Schade! Aue scheitert an abgezockten Heidenheimern

Tor für Heidenheim: Der Ex-Auer Arne Feick (28) trifft per Kopf zum 1:0.
Tor für Heidenheim: Der Ex-Auer Arne Feick (28) trifft per Kopf zum 1:0.

Von Thomas Nahrendorf

Aue - Schade! Der FC Erzgebirge verabschiedete sich erhobenen Hauptes aus dem DFB-Pokal. In einer harten und heiß umkämpften Partie verlor Aue vor 8250 Zuschauern mit 0:2 (0:0) gegen den Zweitligisten 1. FC Heidenheim.

Die Gäste zeigten sich in der Phase kurz nach der Pause einfach abgebrühter, nutzten ihre beiden ersten und einzigen Großchancen eiskalt. Den Unterschied machte der eingewechselte Marc Schnatterer, der das erste Tor vorbereitete und das zweite sehenswert selbst schoss.

Die von Pavel Dotchev ins Rennen geschickte Stammelf legte einen nervösen Start hin. Heidenheim ging aggressiv und extrem bissig vorn drauf, störte früh und zwang Aue zu Fehlern. Erst nach gut 15 Minuten kehrte Ruhe ins Spiel ein, Aue hatte sich reingekämpft in die Partie, agierte nun selbst mit der nötigen Härte. Mit langen Ballstafetten in den eigenen Reihen schaffte es der FCE, Ordnung in Spiel zu bekommen.
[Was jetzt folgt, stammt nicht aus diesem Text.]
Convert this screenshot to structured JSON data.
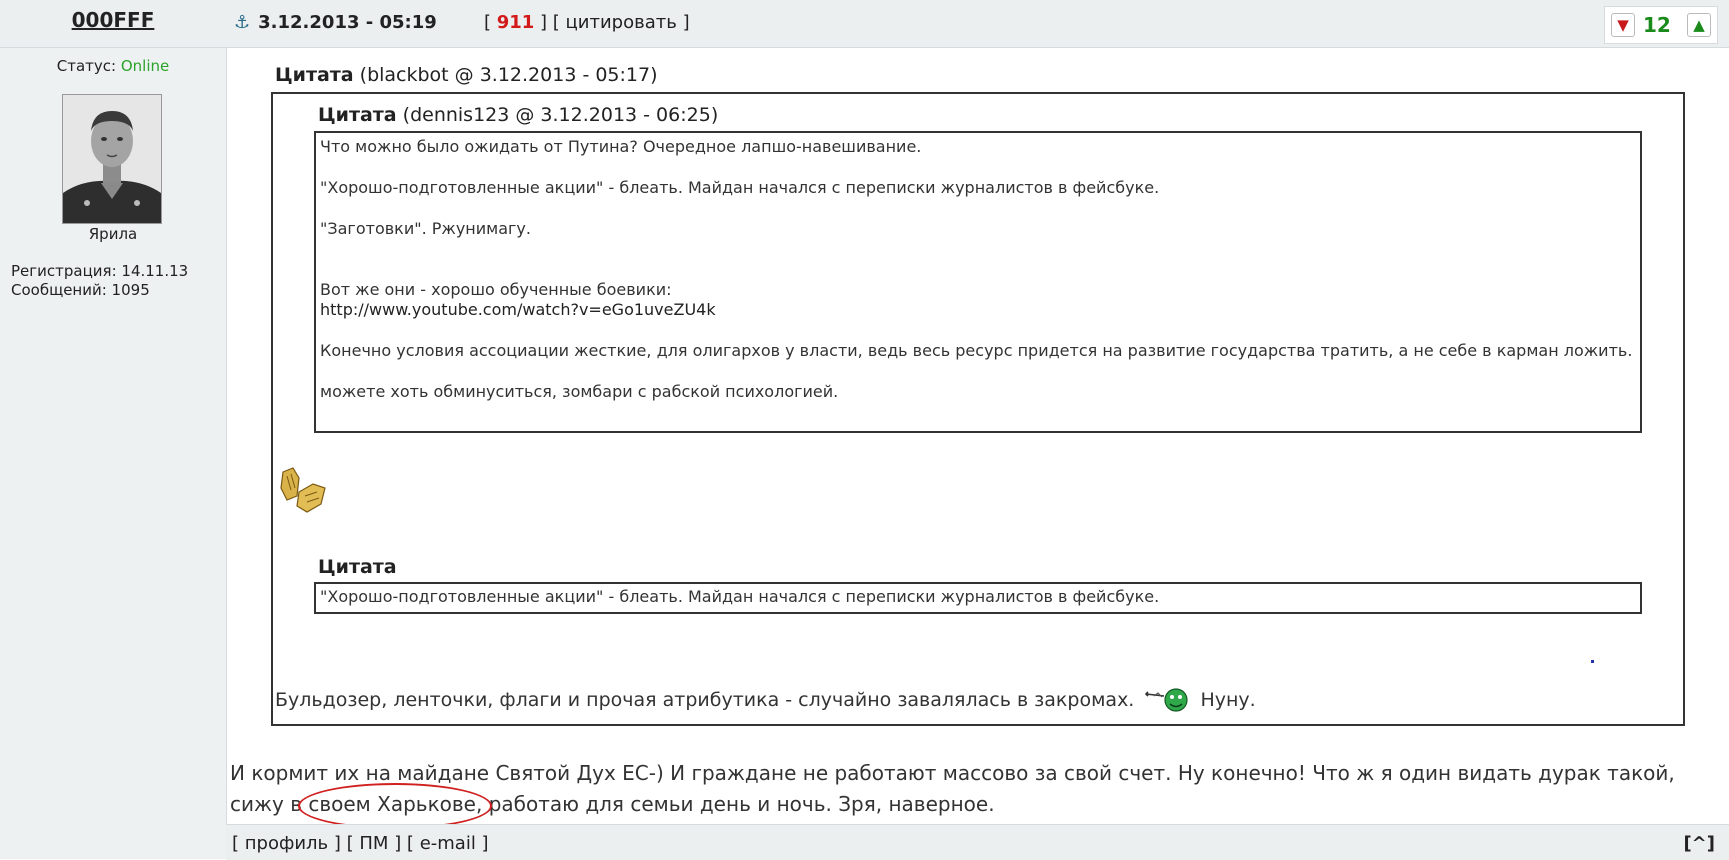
{
  "post": {
    "username": "000FFF",
    "datetime": "3.12.2013 - 05:19",
    "post_number": "911",
    "quote_label": "цитировать",
    "rating": "12"
  },
  "user": {
    "status_label": "Статус:",
    "status_value": "Online",
    "title": "Ярила",
    "registration": "Регистрация: 14.11.13",
    "messages": "Сообщений: 1095"
  },
  "quote1": {
    "title": "Цитата",
    "meta": "(blackbot @ 3.12.2013 - 05:17)",
    "after_text": "Бульдозер, ленточки, флаги и прочая атрибутика - случайно завалялась в закромах.",
    "after_text2": "Нуну."
  },
  "quote2": {
    "title": "Цитата",
    "meta": "(dennis123 @ 3.12.2013 - 06:25)",
    "p1": "Что можно было ожидать от Путина? Очередное лапшо-навешивание.",
    "p2": "\"Хорошо-подготовленные акции\" - блеать. Майдан начался с переписки журналистов в фейсбуке.",
    "p3": "\"Заготовки\". Ржунимагу.",
    "p4": "Вот же они - хорошо обученные боевики:",
    "link": "http://www.youtube.com/watch?v=eGo1uveZU4k",
    "p5": "Конечно условия ассоциации жесткие, для олигархов у власти, ведь весь ресурс придется на развитие государства тратить, а не себе в карман ложить.",
    "p6": "можете хоть обминуситься, зомбари с рабской психологией."
  },
  "quote3": {
    "title": "Цитата",
    "text": "\"Хорошо-подготовленные акции\" - блеать. Майдан начался с переписки журналистов в фейсбуке."
  },
  "main": {
    "text_before": "И кормит их на майдане Святой Дух ЕС-) И граждане не работают массово за свой счет. Ну конечно! Что ж я один видать дурак такой, сижу в ",
    "highlight": "своем Харькове,",
    "text_after": " работаю для семьи день и ночь. Зря, наверное."
  },
  "footer": {
    "profile": "профиль",
    "pm": "ПМ",
    "email": "e-mail",
    "top": "[^]"
  },
  "colors": {
    "online": "#2aa32a",
    "post_number": "#d21a1a",
    "rating": "#1a8a1a",
    "circle": "#d02020"
  }
}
Aues Skarlatidis (re.) sah Gelb - hier gegen Arne Feick (li.).
Aues Skarlatidis (re.) sah Gelb - hier gegen Arne Feick (li.).
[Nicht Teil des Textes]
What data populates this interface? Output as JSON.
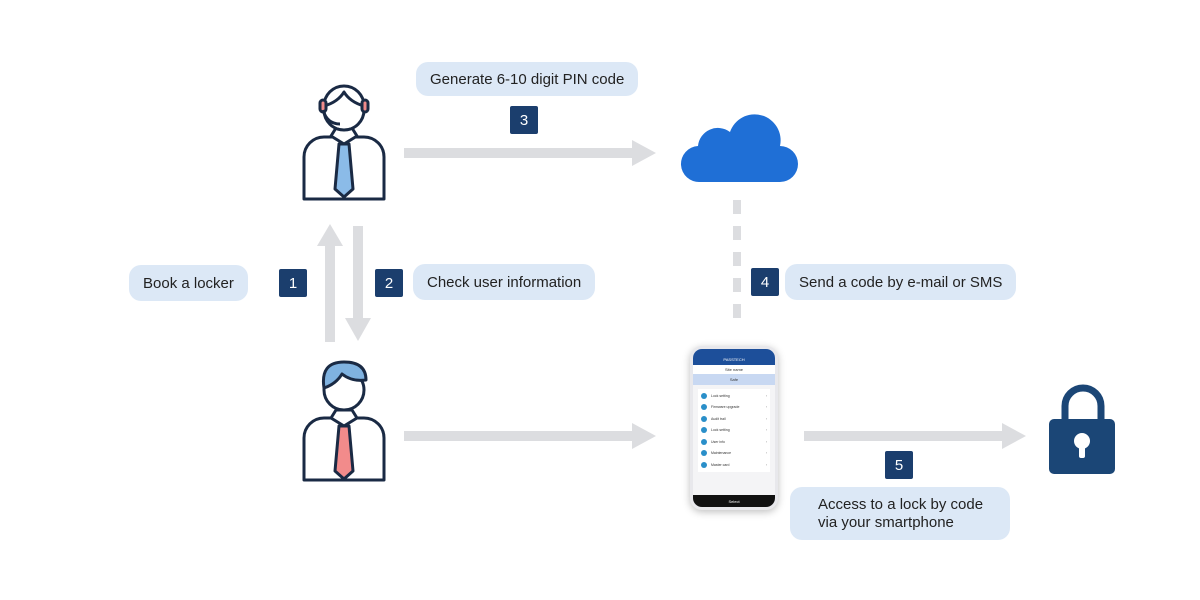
{
  "steps": [
    {
      "number": "1",
      "label": "Book a locker"
    },
    {
      "number": "2",
      "label": "Check user information"
    },
    {
      "number": "3",
      "label": "Generate 6-10 digit PIN code"
    },
    {
      "number": "4",
      "label": "Send a code by e-mail or SMS"
    },
    {
      "number": "5",
      "label_line1": "Access to a lock by code",
      "label_line2": "via your smartphone"
    }
  ],
  "phone": {
    "brand": "PASSTECH",
    "site": "Site name",
    "section": "Safe",
    "items": [
      "Lock setting",
      "Firmware upgrade",
      "Audit trail",
      "Lock setting",
      "User info",
      "Maintenance",
      "Master card"
    ],
    "footer": "Select"
  },
  "colors": {
    "badge": "#1b3e6d",
    "bubble": "#dce8f6",
    "arrow": "#dcdde0",
    "cloud": "#1f6fd6",
    "lock": "#1b4676"
  }
}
Das gelang gut, ab da kam der Gast nur noch durch Standards gefährlich vors Männel-Tor. Aue fuhr zwei, drei gut angelegte Angriffe, konnte sich aber nicht entscheidend durchsetzen. Beide zeigten, warum sie in der Saison in ihren Ligen wenig Gegentore kassierten, aber vorn noch Reserven haben.
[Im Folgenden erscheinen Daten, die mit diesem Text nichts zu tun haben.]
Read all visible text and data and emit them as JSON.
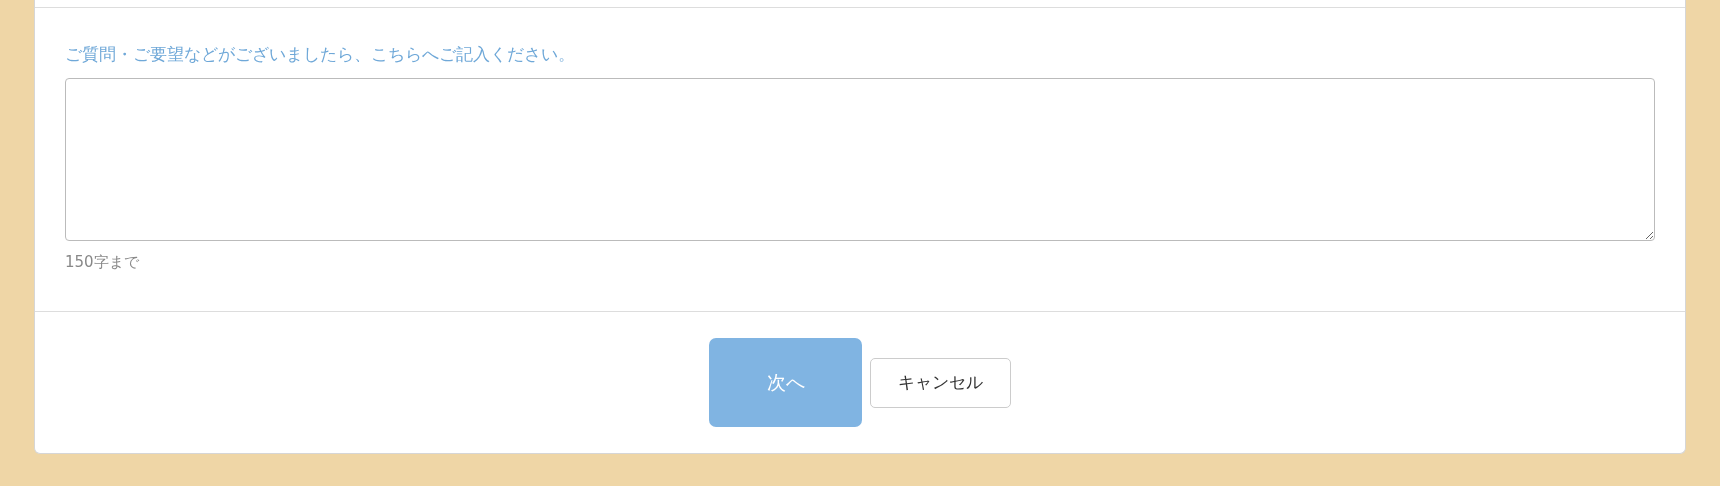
{
  "form": {
    "label": "ご質問・ご要望などがございましたら、こちらへご記入ください。",
    "hint": "150字まで"
  },
  "buttons": [
    {
      "kind": "primary",
      "label": "次へ",
      "disabled": true
    },
    {
      "kind": "secondary",
      "label": "キャンセル",
      "disabled": false
    }
  ]
}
Die beste Chance der Gastgeber resultierte aus einem Freistoß. Den abgewehrten Ball knallte Simon Skarlatidis direkt drauf - genau vor die Füße von Steve Breitkreutz (21.). Dessen Schuss aus der Drehung ging knapp drüber. Pech hatten die Erzgebirge kurz vor der Pause. Max Wegner legte sich den Ball an Robert Strauß vorbei, der klärte als letzter Mann im Liegen mit der Hand!

Das Spiel letztendlich entschied Heidenheims Trainer Frank Schmidt, der nach der Pause mit Marc Schnatterer den Sieg einwechselte. Schnatterers erstes Meisterstück war allerdings umstritten, weil Grimaldi den Ball an den Rücken von Sebastian Hertner köpfte und dabei wohl schon im Aus stand. Die Ecke gab es trotzdem. Schnatterers Ball köpfte ausgerechnet der Ex-Auer Arne Feick (48.) ein.
Postwendend hatte der FCE die Ausgleichschance: Eine Ecke von Calogero Rizzuto nahm Skarlatidis artistisch volley. Mit einem schier unglaublichen Reflex parierte Kevin Müller das Geschoss. Das wäre es gewesen!
Im Gegenzug fiel dann schon die Entscheidung - natürlich durch Schnatterer (53.). Der nahm eine Rechtsflanke aus 13 Metern aus der Luft - ein klasse Tor!

Was stark war: Aue gab nicht auf, drängte auf den Anschluss. Aber Nicky Adler (55.) und Max Wegner (60.) vergaben ihre Chancen.